Kelly McBride, the Ethics Group Leader at the Florida-based Poynter Institute, was consulted on the use of Wikipedia for journalism research.  “There is lots and lots of bad information on Wikipedia.  I would never suggest using Wikipedia as a primary source,” she told Freedom.

Wikipedia itself confesses to its shortcomings, noting that some articles “are admittedly complete rubbish.” 

Anyone on the well-burned New Yorker staff, one might think, would be twice shy about relying on the same source. 

Not Lawrence Wright.  He’s earned his citizenship papers as a full-fledged Wikipedian. Indeed, a measure of his methods can be found in the “fact-checking” statements sent to the Church by The New Yorker in the course of preparing his “profile” of Paul Haggis. Of the magazine’s 1,150 statements submitted for verification, as many as 600—more than half—were patently false.  Moreover, many of these false statements were lifted verbatim from the web—including some straight from the “reliable pages” of Wikipedia.

But Wright dug even deeper into the online trash dumpster for the Haggis story. One allegation tracked back to a site that describes itself as “the soft white underbelly of the net, eviscerated for all to see” and offers users a database of pornography and photographs of gruesome deaths. Even a high schooler writing a term paper would know better than to click through to that one for sound research. Yet another of Wright’s baseless claims was attributable to an obscure astrology site.

Truth, in Wright’s eyes, is no big deal.  As he once expressed it in an interview with journalism professor and fellow New Yorker writer Robert Boynton: “Truth is one of those subjective terms that are pointless to get too tied up about.” It’s no surprise, then, the truth was rarely to be found on Wright’s journalistic GPS in regards this story.

Truth, in Wright’s eyes,
is no big deal. As he once expressed it in an interview: “Truth is one of those subjective terms that are pointless to get too tied up about.”
While he eschews conducting interviews over dinner (“I don’t like being exposed, with people gawking,” he told Boynton), he is quite happy to get his sources soused: “Sometimes going out and getting somebody drunk is an absolute necessity.”  

As for Haggis, ever the Hollywood pitchman and mythmaker, he now sells his storyline about how he grew disenchanted with his religion through the equivalent of his own personal Paul Haggis Internet Correspondence Course.
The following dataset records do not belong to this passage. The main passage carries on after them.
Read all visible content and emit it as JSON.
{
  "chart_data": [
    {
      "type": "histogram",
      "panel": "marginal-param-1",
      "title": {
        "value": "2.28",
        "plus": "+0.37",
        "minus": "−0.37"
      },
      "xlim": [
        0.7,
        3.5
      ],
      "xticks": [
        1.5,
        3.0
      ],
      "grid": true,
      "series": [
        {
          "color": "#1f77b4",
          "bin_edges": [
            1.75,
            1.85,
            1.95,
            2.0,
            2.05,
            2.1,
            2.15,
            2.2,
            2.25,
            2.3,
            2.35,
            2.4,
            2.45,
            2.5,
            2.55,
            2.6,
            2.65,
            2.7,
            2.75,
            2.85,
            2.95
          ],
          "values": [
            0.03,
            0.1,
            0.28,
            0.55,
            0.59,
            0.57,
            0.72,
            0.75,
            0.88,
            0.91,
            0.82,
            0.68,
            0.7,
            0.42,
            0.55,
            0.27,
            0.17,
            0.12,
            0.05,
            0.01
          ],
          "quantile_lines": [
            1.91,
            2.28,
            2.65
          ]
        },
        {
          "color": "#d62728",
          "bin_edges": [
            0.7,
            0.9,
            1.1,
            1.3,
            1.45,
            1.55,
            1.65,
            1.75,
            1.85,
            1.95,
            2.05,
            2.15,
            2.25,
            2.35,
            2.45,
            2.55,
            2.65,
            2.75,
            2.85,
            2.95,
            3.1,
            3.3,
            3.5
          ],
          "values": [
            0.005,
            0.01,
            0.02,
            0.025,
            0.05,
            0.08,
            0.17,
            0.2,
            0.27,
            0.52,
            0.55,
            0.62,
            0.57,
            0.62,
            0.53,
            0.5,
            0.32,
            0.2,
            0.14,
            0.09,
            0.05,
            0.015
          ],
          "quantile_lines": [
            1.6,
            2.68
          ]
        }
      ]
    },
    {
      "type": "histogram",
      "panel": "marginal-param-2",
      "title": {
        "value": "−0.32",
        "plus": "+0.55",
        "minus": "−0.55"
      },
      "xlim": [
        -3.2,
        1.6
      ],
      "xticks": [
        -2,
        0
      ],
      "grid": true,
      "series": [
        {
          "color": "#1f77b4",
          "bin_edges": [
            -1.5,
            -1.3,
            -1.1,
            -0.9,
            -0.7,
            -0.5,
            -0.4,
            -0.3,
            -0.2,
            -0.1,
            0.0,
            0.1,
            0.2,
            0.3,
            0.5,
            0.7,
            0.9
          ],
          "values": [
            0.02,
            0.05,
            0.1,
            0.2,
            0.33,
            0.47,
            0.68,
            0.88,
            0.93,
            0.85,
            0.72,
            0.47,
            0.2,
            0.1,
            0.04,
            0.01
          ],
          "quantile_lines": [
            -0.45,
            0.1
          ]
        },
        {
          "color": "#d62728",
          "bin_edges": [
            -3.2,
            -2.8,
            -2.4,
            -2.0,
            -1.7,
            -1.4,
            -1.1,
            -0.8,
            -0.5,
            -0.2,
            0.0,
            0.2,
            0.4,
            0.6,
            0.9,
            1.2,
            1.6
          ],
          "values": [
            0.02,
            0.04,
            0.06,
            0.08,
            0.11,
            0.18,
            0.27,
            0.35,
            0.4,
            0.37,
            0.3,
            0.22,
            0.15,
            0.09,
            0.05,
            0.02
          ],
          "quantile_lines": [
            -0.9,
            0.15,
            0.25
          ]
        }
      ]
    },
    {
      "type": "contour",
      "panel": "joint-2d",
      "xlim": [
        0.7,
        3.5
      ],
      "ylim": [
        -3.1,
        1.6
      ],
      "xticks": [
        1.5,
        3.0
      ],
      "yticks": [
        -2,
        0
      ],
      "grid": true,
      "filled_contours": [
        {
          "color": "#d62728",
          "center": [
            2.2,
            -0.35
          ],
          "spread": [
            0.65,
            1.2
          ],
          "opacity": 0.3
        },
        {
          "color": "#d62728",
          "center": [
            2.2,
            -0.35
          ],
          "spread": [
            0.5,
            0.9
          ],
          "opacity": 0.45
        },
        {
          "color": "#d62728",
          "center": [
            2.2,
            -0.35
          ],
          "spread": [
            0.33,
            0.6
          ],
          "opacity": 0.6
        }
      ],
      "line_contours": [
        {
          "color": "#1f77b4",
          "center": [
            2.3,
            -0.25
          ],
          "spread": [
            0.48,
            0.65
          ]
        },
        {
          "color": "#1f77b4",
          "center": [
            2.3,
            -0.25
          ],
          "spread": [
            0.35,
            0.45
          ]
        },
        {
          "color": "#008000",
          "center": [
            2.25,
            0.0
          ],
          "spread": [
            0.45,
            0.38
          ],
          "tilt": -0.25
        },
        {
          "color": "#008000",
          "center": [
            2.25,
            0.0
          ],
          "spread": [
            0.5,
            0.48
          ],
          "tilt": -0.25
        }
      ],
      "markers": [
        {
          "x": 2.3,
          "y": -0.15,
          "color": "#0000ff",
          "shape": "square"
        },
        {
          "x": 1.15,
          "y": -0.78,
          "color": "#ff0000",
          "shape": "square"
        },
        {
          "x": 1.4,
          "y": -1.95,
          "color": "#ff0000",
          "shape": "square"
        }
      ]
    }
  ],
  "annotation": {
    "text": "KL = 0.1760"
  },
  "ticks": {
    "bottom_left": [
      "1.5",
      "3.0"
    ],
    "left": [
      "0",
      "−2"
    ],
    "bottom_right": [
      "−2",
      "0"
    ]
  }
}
So skilled is Haggis at pitching storylines, he used his movie The Next Three Days to pitch something else he stumbled over on the web—namely, the electric toothbrush a fellow apostate hawks over the Internet and through cheesy TV infomercials. Haggis embedded the product placement into the script, letting his stars pitch the “thirty second smile” on screen. The press announcement of the “Next Three Brushes” alliance is enough to make one cringe with embarrassment: “This suspense thriller is centered around the confines of time, a perfect fit for the thirty second smile revolutionary electric toothbrush which uses 6 microbrush heads that surround teeth with soft bristles automatically cleaning the top, bottom, front, back and biting surfaces, all at the same time, for the perfect cleaning every time…” And if you act now, you can get a second ticket for The Next Three Days absolutely free—just pay the shipping and handling.

What’s even more embarrassing, however, is the fact Wright used the toothbrush huckster as one of his unnamed sources. The man was expelled from the Church 14 years ago but nonetheless winds up with uncredited appearances in two pieces of fiction—Wright’s article and Haggis’s movie.

It’s no wonder the webcentric film tanked at the box office and critics panned it. Wrote Rolling Stone’s Peter Travers of the Haggis film: “It’s damn hard to enjoy a thriller when you don’t, won’t, can’t believe a word of it.”

Kind of similar to the reaction engendered by Haggis, his and Wright’s  Internet “sources” and The New Yorker’s 24,605-word story.